Comment vont les choses
Depuis le début de l’année, 7.800 immigrés ont été secourus et « plus de 1.550 passeurs ont été arrêtés », et hier soir à la frontière belge cinq ont été arrêtés qui avaient transporté du matériel acheté en Allemagne vers la côte.
Dans une décision qui reflète la tension migratoire actuelle, la chaîne d’établissements d’équipements sportifs Decathlon a retiré ce mois-ci dans plusieurs magasins du nord de la France la vente de bateaux de plaisance pour les empêcher d’être utilisés par les migrants dans leur tentative d’atteindre le Royaume-Uni.

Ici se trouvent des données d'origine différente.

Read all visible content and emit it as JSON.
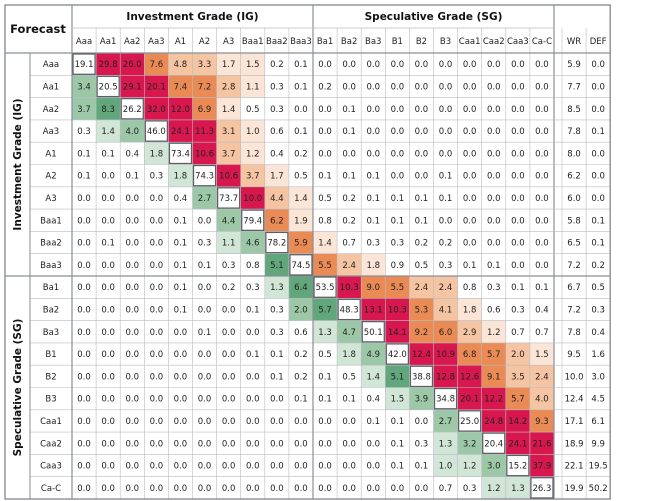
{
  "chart_data": {
    "type": "heatmap",
    "corner_label": "Forecast",
    "column_groups": [
      {
        "label": "Investment Grade (IG)",
        "columns": [
          "Aaa",
          "Aa1",
          "Aa2",
          "Aa3",
          "A1",
          "A2",
          "A3",
          "Baa1",
          "Baa2",
          "Baa3"
        ]
      },
      {
        "label": "Speculative Grade (SG)",
        "columns": [
          "Ba1",
          "Ba2",
          "Ba3",
          "B1",
          "B2",
          "B3",
          "Caa1",
          "Caa2",
          "Caa3",
          "Ca-C"
        ]
      },
      {
        "label": "",
        "columns": [
          "WR",
          "DEF"
        ]
      }
    ],
    "row_groups": [
      {
        "label": "Investment Grade (IG)",
        "rows": [
          "Aaa",
          "Aa1",
          "Aa2",
          "Aa3",
          "A1",
          "A2",
          "A3",
          "Baa1",
          "Baa2",
          "Baa3"
        ]
      },
      {
        "label": "Speculative Grade (SG)",
        "rows": [
          "Ba1",
          "Ba2",
          "Ba3",
          "B1",
          "B2",
          "B3",
          "Caa1",
          "Caa2",
          "Caa3",
          "Ca-C"
        ]
      }
    ],
    "columns": [
      "Aaa",
      "Aa1",
      "Aa2",
      "Aa3",
      "A1",
      "A2",
      "A3",
      "Baa1",
      "Baa2",
      "Baa3",
      "Ba1",
      "Ba2",
      "Ba3",
      "B1",
      "B2",
      "B3",
      "Caa1",
      "Caa2",
      "Caa3",
      "Ca-C",
      "WR",
      "DEF"
    ],
    "rows": [
      "Aaa",
      "Aa1",
      "Aa2",
      "Aa3",
      "A1",
      "A2",
      "A3",
      "Baa1",
      "Baa2",
      "Baa3",
      "Ba1",
      "Ba2",
      "Ba3",
      "B1",
      "B2",
      "B3",
      "Caa1",
      "Caa2",
      "Caa3",
      "Ca-C"
    ],
    "values": [
      [
        "19.1",
        "29.8",
        "26.0",
        "7.6",
        "4.8",
        "3.3",
        "1.7",
        "1.5",
        "0.2",
        "0.1",
        "0.0",
        "0.0",
        "0.0",
        "0.0",
        "0.0",
        "0.0",
        "0.0",
        "0.0",
        "0.0",
        "0.0",
        "5.9",
        "0.0"
      ],
      [
        "3.4",
        "20.5",
        "29.1",
        "20.1",
        "7.4",
        "7.2",
        "2.8",
        "1.1",
        "0.3",
        "0.1",
        "0.2",
        "0.0",
        "0.0",
        "0.0",
        "0.0",
        "0.0",
        "0.0",
        "0.0",
        "0.0",
        "0.0",
        "7.7",
        "0.0"
      ],
      [
        "3.7",
        "8.3",
        "26.2",
        "32.0",
        "12.0",
        "6.9",
        "1.4",
        "0.5",
        "0.3",
        "0.0",
        "0.0",
        "0.1",
        "0.0",
        "0.0",
        "0.0",
        "0.0",
        "0.0",
        "0.0",
        "0.0",
        "0.0",
        "8.5",
        "0.0"
      ],
      [
        "0.3",
        "1.4",
        "4.0",
        "46.0",
        "24.1",
        "11.3",
        "3.1",
        "1.0",
        "0.6",
        "0.1",
        "0.0",
        "0.1",
        "0.0",
        "0.0",
        "0.0",
        "0.0",
        "0.0",
        "0.0",
        "0.0",
        "0.0",
        "7.8",
        "0.1"
      ],
      [
        "0.1",
        "0.1",
        "0.4",
        "1.8",
        "73.4",
        "10.6",
        "3.7",
        "1.2",
        "0.4",
        "0.2",
        "0.0",
        "0.0",
        "0.0",
        "0.0",
        "0.0",
        "0.0",
        "0.0",
        "0.0",
        "0.0",
        "0.0",
        "8.0",
        "0.0"
      ],
      [
        "0.1",
        "0.0",
        "0.1",
        "0.3",
        "1.8",
        "74.3",
        "10.6",
        "3.7",
        "1.7",
        "0.5",
        "0.1",
        "0.1",
        "0.1",
        "0.0",
        "0.0",
        "0.1",
        "0.0",
        "0.0",
        "0.0",
        "0.0",
        "6.2",
        "0.0"
      ],
      [
        "0.0",
        "0.0",
        "0.0",
        "0.0",
        "0.4",
        "2.7",
        "73.7",
        "10.0",
        "4.4",
        "1.4",
        "0.5",
        "0.2",
        "0.1",
        "0.1",
        "0.1",
        "0.1",
        "0.0",
        "0.0",
        "0.0",
        "0.0",
        "6.0",
        "0.0"
      ],
      [
        "0.0",
        "0.0",
        "0.0",
        "0.0",
        "0.1",
        "0.0",
        "4.4",
        "79.4",
        "6.2",
        "1.9",
        "0.8",
        "0.2",
        "0.1",
        "0.1",
        "0.1",
        "0.0",
        "0.0",
        "0.0",
        "0.0",
        "0.0",
        "5.8",
        "0.1"
      ],
      [
        "0.0",
        "0.1",
        "0.0",
        "0.0",
        "0.1",
        "0.3",
        "1.1",
        "4.6",
        "78.2",
        "5.9",
        "1.4",
        "0.7",
        "0.3",
        "0.3",
        "0.2",
        "0.2",
        "0.0",
        "0.0",
        "0.0",
        "0.0",
        "6.5",
        "0.1"
      ],
      [
        "0.0",
        "0.0",
        "0.0",
        "0.0",
        "0.1",
        "0.1",
        "0.3",
        "0.8",
        "5.1",
        "74.5",
        "5.5",
        "2.4",
        "1.8",
        "0.9",
        "0.5",
        "0.3",
        "0.1",
        "0.1",
        "0.0",
        "0.0",
        "7.2",
        "0.2"
      ],
      [
        "0.0",
        "0.0",
        "0.0",
        "0.0",
        "0.1",
        "0.0",
        "0.2",
        "0.3",
        "1.3",
        "6.4",
        "53.5",
        "10.3",
        "9.0",
        "5.5",
        "2.4",
        "2.4",
        "0.8",
        "0.3",
        "0.1",
        "0.1",
        "6.7",
        "0.5"
      ],
      [
        "0.0",
        "0.0",
        "0.0",
        "0.0",
        "0.1",
        "0.0",
        "0.0",
        "0.1",
        "0.3",
        "2.0",
        "5.7",
        "48.3",
        "13.1",
        "10.3",
        "5.3",
        "4.1",
        "1.8",
        "0.6",
        "0.3",
        "0.4",
        "7.2",
        "0.3"
      ],
      [
        "0.0",
        "0.0",
        "0.0",
        "0.0",
        "0.0",
        "0.1",
        "0.0",
        "0.0",
        "0.3",
        "0.6",
        "1.3",
        "4.7",
        "50.1",
        "14.1",
        "9.2",
        "6.0",
        "2.9",
        "1.2",
        "0.7",
        "0.7",
        "7.8",
        "0.4"
      ],
      [
        "0.0",
        "0.0",
        "0.0",
        "0.0",
        "0.0",
        "0.0",
        "0.0",
        "0.1",
        "0.1",
        "0.2",
        "0.5",
        "1.8",
        "4.9",
        "42.0",
        "12.4",
        "10.9",
        "6.8",
        "5.7",
        "2.0",
        "1.5",
        "9.5",
        "1.6"
      ],
      [
        "0.0",
        "0.0",
        "0.0",
        "0.0",
        "0.0",
        "0.0",
        "0.0",
        "0.0",
        "0.1",
        "0.2",
        "0.1",
        "0.5",
        "1.4",
        "5.1",
        "38.8",
        "12.8",
        "12.6",
        "9.1",
        "3.5",
        "2.4",
        "10.0",
        "3.0"
      ],
      [
        "0.0",
        "0.0",
        "0.0",
        "0.0",
        "0.0",
        "0.0",
        "0.0",
        "0.0",
        "0.0",
        "0.1",
        "0.1",
        "0.1",
        "0.4",
        "1.5",
        "3.9",
        "34.8",
        "20.1",
        "12.2",
        "5.7",
        "4.0",
        "12.4",
        "4.5"
      ],
      [
        "0.0",
        "0.0",
        "0.0",
        "0.0",
        "0.0",
        "0.0",
        "0.0",
        "0.0",
        "0.0",
        "0.0",
        "0.0",
        "0.0",
        "0.1",
        "0.1",
        "0.0",
        "2.7",
        "25.0",
        "24.8",
        "14.2",
        "9.3",
        "17.1",
        "6.1"
      ],
      [
        "0.0",
        "0.0",
        "0.0",
        "0.0",
        "0.0",
        "0.0",
        "0.0",
        "0.0",
        "0.0",
        "0.0",
        "0.0",
        "0.0",
        "0.0",
        "0.1",
        "0.3",
        "1.3",
        "3.2",
        "20.4",
        "24.1",
        "21.6",
        "18.9",
        "9.9"
      ],
      [
        "0.0",
        "0.0",
        "0.0",
        "0.0",
        "0.0",
        "0.0",
        "0.0",
        "0.0",
        "0.0",
        "0.0",
        "0.0",
        "0.0",
        "0.0",
        "0.1",
        "0.1",
        "1.0",
        "1.2",
        "3.0",
        "15.2",
        "37.9",
        "22.1",
        "19.5"
      ],
      [
        "0.0",
        "0.0",
        "0.0",
        "0.0",
        "0.0",
        "0.0",
        "0.0",
        "0.0",
        "0.0",
        "0.0",
        "0.0",
        "0.0",
        "0.0",
        "0.0",
        "0.0",
        "0.7",
        "0.3",
        "1.2",
        "1.3",
        "26.3",
        "19.9",
        "50.2"
      ]
    ],
    "colors": {
      "high_up": "#d8174f",
      "mid_up": "#ea8a55",
      "low_up": "#f5c4a2",
      "faint_up": "#fbe5d6",
      "down_strong": "#62a77c",
      "down_mid": "#9dc8a8",
      "down_light": "#d1e6d6",
      "grid": "#b8bcc2",
      "border": "#8a8f96"
    }
  }
}
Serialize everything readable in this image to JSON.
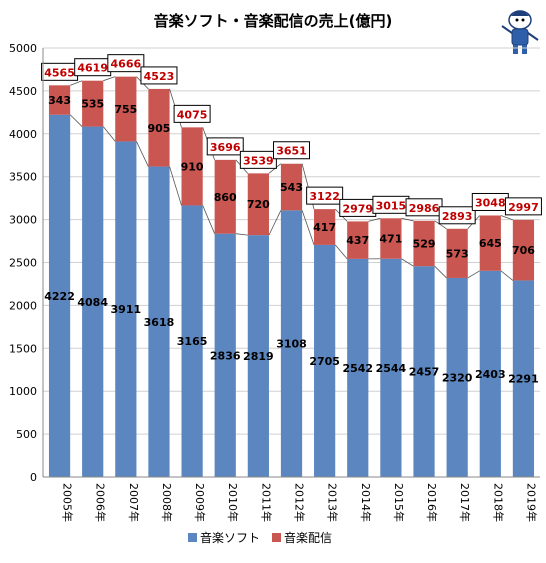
{
  "chart_data": {
    "type": "bar",
    "stacked": true,
    "title": "音楽ソフト・音楽配信の売上(億円)",
    "categories": [
      "2005年",
      "2006年",
      "2007年",
      "2008年",
      "2009年",
      "2010年",
      "2011年",
      "2012年",
      "2013年",
      "2014年",
      "2015年",
      "2016年",
      "2017年",
      "2018年",
      "2019年"
    ],
    "series": [
      {
        "name": "音楽ソフト",
        "color": "#5b86c0",
        "values": [
          4222,
          4084,
          3911,
          3618,
          3165,
          2836,
          2819,
          3108,
          2705,
          2542,
          2544,
          2457,
          2320,
          2403,
          2291
        ]
      },
      {
        "name": "音楽配信",
        "color": "#c95651",
        "values": [
          343,
          535,
          755,
          905,
          910,
          860,
          720,
          543,
          417,
          437,
          471,
          529,
          573,
          645,
          706
        ]
      }
    ],
    "totals": [
      4565,
      4619,
      4666,
      4523,
      4075,
      3696,
      3539,
      3651,
      3122,
      2979,
      3015,
      2986,
      2893,
      3048,
      2997
    ],
    "ylim": [
      0,
      5000
    ],
    "yticks": [
      0,
      500,
      1000,
      1500,
      2000,
      2500,
      3000,
      3500,
      4000,
      4500,
      5000
    ],
    "xlabel": "",
    "ylabel": "",
    "grid": true,
    "legend": "bottom"
  },
  "colors": {
    "total_label": "#c00000",
    "grid": "#d0d0d0",
    "axis": "#888888"
  },
  "mascot_icon": "cartoon-character-icon"
}
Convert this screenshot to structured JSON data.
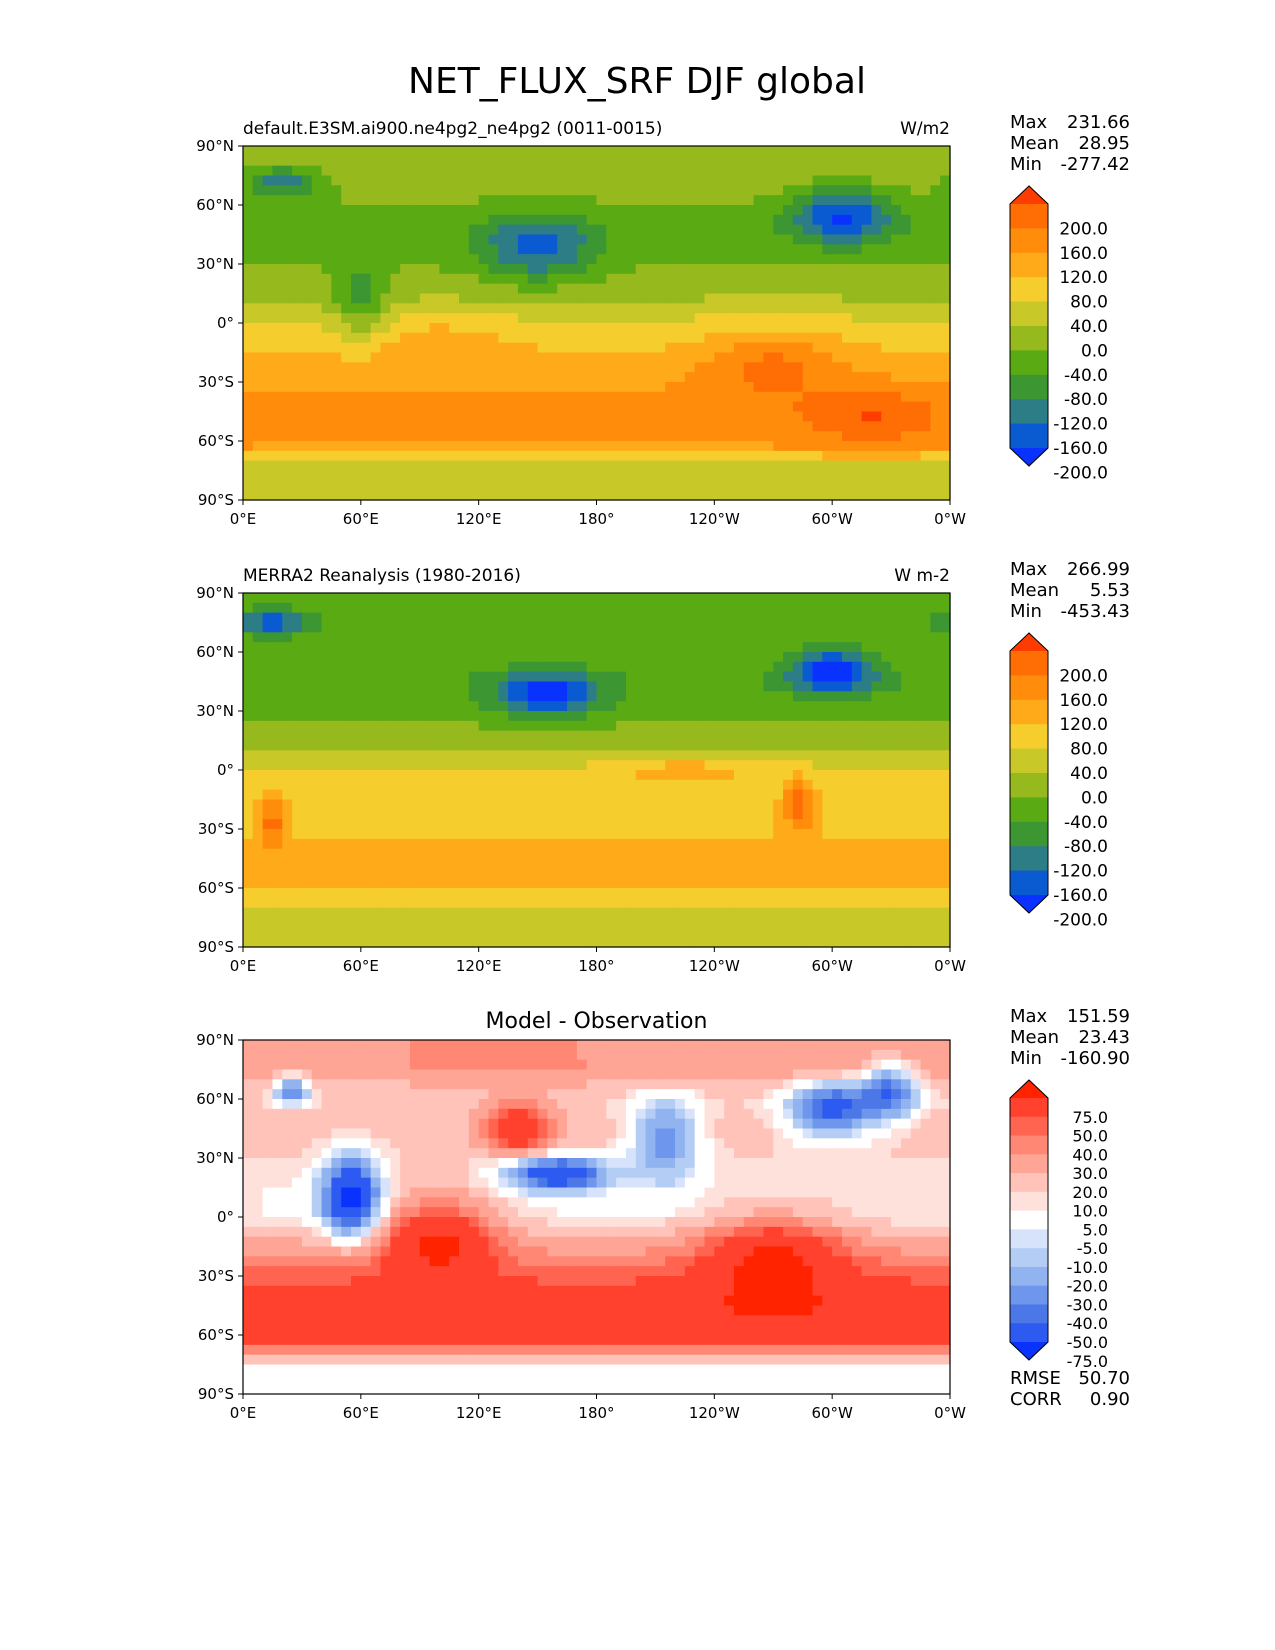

La France prône également, selon Macron, « un espace Schengen plus fort, plus spécifique dans la protection des frontières extérieures » et qu’elle soit « beaucoup plus politique dans sa gouvernance ». Et il a demandé au Premier ministre britannique, Johnson, de ne pas exploiter une situation dramatique et d’agir avec dignité, « avec respect et dans un esprit de coopération efficace lorsqu’il s’agit de vies humaines ».
Pendant ce temps, Calais, l’un des points les plus conflictuels de l’émigration irrégulière en Europe, est choqué par cette dernière tragédie et sa population, selon Efe, se sent abandonnée par les politiques malgré les promesses faites de mettre fin à une situation vieille de plusieurs décennies.
L’indignation s’est traduite par une manifestation citoyenne dans cette ville, et ce jeudi l’ONG Utopia 56 a programmé une nouvelle manifestation, tant là-bas qu’à Paris, en mémoire des victimes et en faveur d’un « accueil digne » de ceux qui viennent à la zone.
Cet article a été initialement publié sur Le HuffPost et a été mis à jour.